Mark Hanis '05 and Andrew Sniderman '07
Push for Humanitarian Use of Drones

by Maki Somosot '12
2/2/12

Andrew Sniderman '07
Andrew Sniderman '07

In a recent New York Times op-ed, Mark Hanis '05 and Andrew Sniderman '07 urge human rights groups to consider using military drones for humanitarian surveillance purposes. The pair, co-founders of the Genocide Intervention Network, argue that drones can monitor and record the atrocities happening on the ground, in high-definition and real-time, in conflict-ridden places such as Syria.

"As with all forms of bearing witness—human rights monitors, tweets, video from phones camera or drones, etc.—we must know what is happening on the ground in order to effectively protect civilians," Hanis says. "If we can't get the diagnosis right, we can't get the right treatment."

Mark Hanis '05
Mark Hanis '05

Hanis and Sniderman envision this material evidence being broadcast before a global audience that would include key geopolitical decision-makers such as United Nations diplomats and International Criminal Court prosecutors. According to them, the need to publicize human rights violations in their full uncensored extent becomes "even more urgent" in Syria, especially in view of the Arab League's recent retraction there.

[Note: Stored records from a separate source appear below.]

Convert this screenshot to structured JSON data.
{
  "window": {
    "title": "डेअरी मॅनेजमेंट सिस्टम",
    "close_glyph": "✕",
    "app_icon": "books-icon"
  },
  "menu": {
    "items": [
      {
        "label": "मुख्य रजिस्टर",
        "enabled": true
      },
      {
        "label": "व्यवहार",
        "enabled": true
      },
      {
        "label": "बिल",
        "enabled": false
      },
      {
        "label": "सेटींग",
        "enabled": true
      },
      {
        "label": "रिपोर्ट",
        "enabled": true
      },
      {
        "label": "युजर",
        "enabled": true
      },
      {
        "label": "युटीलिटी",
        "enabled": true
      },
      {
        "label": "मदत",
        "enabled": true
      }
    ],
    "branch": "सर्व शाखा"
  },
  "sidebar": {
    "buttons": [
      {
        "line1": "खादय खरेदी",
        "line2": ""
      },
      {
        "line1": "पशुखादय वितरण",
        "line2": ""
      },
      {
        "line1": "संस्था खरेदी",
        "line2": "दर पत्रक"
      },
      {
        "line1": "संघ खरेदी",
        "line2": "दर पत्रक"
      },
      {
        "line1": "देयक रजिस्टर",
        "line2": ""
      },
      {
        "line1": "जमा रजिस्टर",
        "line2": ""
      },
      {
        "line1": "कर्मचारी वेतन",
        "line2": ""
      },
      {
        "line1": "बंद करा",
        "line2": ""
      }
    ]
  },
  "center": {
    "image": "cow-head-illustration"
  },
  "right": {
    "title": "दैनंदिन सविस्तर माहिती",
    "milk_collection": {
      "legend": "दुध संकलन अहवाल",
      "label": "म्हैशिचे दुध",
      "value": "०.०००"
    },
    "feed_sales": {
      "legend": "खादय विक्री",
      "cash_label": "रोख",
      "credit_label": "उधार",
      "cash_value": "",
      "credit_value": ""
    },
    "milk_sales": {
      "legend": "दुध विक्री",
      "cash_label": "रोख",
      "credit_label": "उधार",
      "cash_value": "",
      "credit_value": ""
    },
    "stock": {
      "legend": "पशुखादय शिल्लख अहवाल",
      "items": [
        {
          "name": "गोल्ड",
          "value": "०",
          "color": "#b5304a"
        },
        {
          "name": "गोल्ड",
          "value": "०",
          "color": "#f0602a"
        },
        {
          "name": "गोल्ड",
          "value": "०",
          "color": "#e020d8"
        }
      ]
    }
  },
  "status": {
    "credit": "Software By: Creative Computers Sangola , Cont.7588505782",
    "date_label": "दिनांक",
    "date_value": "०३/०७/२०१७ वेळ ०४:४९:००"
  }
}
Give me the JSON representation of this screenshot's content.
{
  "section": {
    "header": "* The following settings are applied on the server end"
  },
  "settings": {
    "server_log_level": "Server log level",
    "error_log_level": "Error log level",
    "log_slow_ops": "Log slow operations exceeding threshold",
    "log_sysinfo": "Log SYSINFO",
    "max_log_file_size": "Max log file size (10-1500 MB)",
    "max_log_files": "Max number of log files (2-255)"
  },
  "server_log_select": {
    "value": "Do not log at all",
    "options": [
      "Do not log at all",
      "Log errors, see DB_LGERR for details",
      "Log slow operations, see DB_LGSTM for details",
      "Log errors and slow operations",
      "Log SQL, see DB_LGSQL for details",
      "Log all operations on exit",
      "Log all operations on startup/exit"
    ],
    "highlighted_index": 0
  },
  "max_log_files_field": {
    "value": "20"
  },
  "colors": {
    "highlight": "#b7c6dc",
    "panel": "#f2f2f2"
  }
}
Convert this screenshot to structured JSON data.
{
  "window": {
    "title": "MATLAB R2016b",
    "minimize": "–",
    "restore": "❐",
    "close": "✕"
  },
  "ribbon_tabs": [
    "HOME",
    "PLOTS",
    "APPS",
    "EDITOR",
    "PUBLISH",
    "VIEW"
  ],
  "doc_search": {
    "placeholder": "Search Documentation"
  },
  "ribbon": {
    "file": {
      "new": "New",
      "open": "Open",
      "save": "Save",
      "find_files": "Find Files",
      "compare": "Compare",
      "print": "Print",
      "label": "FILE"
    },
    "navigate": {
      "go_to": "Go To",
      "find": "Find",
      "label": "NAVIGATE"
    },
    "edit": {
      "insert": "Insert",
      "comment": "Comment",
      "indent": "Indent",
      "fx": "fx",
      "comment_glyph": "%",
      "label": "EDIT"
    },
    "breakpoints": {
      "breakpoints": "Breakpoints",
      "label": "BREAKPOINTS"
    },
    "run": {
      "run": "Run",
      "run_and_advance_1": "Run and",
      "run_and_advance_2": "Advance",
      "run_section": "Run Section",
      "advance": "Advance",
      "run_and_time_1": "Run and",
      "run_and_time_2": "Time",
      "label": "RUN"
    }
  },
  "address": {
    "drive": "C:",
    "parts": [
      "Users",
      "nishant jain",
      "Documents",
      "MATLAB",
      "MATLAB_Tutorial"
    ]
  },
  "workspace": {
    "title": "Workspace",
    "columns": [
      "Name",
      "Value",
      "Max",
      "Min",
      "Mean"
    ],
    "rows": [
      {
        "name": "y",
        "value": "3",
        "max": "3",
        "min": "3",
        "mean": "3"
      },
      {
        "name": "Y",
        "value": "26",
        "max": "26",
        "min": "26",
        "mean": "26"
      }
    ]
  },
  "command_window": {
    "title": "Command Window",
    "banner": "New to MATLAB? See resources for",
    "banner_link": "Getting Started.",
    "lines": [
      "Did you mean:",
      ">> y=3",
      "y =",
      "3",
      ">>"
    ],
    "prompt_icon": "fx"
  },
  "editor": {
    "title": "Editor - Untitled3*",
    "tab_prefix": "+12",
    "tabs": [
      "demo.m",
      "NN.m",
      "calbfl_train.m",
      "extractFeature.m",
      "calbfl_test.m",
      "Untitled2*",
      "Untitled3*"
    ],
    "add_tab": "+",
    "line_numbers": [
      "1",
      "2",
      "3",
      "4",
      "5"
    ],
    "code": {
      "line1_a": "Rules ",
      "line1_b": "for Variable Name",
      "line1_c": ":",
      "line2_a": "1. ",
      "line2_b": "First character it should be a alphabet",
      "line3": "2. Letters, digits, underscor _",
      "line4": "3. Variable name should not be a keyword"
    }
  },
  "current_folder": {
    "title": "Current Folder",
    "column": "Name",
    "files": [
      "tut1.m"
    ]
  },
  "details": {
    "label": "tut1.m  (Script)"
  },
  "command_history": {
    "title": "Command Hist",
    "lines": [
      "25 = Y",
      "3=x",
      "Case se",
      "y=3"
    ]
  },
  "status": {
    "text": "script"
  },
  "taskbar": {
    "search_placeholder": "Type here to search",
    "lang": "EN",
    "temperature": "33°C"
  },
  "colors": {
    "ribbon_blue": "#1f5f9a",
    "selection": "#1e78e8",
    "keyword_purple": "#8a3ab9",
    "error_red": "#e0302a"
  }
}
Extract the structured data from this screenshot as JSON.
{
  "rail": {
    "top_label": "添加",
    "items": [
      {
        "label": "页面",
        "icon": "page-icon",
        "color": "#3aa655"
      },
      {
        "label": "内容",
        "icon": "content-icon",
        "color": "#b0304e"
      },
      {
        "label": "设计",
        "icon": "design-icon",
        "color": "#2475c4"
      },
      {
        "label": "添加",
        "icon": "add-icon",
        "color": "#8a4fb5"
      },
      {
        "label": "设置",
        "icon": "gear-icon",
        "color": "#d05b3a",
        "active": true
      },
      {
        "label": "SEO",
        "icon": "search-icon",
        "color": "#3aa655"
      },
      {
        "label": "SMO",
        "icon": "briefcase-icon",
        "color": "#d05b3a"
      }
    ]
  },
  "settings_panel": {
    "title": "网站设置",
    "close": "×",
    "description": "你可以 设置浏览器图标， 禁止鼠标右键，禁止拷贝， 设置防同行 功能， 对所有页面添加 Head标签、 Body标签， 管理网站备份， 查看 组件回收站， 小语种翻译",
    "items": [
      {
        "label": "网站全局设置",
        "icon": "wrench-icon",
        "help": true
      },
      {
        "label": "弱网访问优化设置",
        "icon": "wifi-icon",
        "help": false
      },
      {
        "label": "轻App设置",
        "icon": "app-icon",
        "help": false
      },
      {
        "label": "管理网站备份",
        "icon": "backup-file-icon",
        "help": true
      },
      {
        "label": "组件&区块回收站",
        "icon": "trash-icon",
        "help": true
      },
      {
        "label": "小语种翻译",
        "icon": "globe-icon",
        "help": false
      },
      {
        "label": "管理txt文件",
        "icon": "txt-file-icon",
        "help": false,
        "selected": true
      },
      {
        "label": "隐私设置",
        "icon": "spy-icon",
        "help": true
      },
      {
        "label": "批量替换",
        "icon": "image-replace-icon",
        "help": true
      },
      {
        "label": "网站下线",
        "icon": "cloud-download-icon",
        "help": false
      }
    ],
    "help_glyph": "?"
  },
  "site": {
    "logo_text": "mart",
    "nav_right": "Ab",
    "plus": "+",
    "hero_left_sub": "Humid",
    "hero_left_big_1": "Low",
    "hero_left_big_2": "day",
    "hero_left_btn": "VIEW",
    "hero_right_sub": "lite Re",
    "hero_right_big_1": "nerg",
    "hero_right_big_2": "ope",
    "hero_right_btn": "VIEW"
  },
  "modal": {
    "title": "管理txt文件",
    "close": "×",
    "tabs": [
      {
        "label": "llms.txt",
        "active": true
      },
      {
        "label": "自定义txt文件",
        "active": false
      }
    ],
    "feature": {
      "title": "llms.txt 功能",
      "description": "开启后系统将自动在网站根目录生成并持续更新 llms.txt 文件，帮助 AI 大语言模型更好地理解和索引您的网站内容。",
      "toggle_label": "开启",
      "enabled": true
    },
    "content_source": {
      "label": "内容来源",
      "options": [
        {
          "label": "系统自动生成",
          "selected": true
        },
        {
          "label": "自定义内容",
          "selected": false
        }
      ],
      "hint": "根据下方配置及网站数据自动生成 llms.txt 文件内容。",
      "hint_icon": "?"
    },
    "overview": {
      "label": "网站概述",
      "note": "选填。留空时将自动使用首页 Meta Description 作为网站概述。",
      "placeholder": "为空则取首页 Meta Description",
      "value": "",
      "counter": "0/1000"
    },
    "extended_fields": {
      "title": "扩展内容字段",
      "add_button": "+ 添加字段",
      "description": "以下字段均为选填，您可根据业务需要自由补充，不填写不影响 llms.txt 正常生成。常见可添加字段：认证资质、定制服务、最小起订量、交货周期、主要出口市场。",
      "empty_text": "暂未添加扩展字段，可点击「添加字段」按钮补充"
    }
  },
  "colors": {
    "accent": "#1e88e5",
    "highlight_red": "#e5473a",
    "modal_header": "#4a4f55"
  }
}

"Drones could even go to some places the observers, who were escorted and restricted by the government, could not see," they add. In addition, drones would help keep count of Syrian protestors and civilians who are currently being subjected to violence or killed by government police.

High-resolution drone footage presents a superior alternative to grainy cell-phone footage, on which Syrian human rights watchdogs currently depend for recording civilian violence. Drones have previously been used by human-rights groups to monitor a range of conflict issues.

"Our inspiration was an article about an environmental rights NGO using drones to monitor illegal whaling activity in the Southern Hemisphere," Sniderman says. "We realized that it was possible for NGOs to do this. The goal is to get a serious conversation about the issue. The only question is when and how human rights groups can make use of this technology."

Although drone installation would violate international security laws, Hanis and Sniderman argue that the same violations apply when governments provide military and financial support to opposition groups, such as NATO backing in Libya.

"If human rights organizations can spy on evil," they conclude, "they should."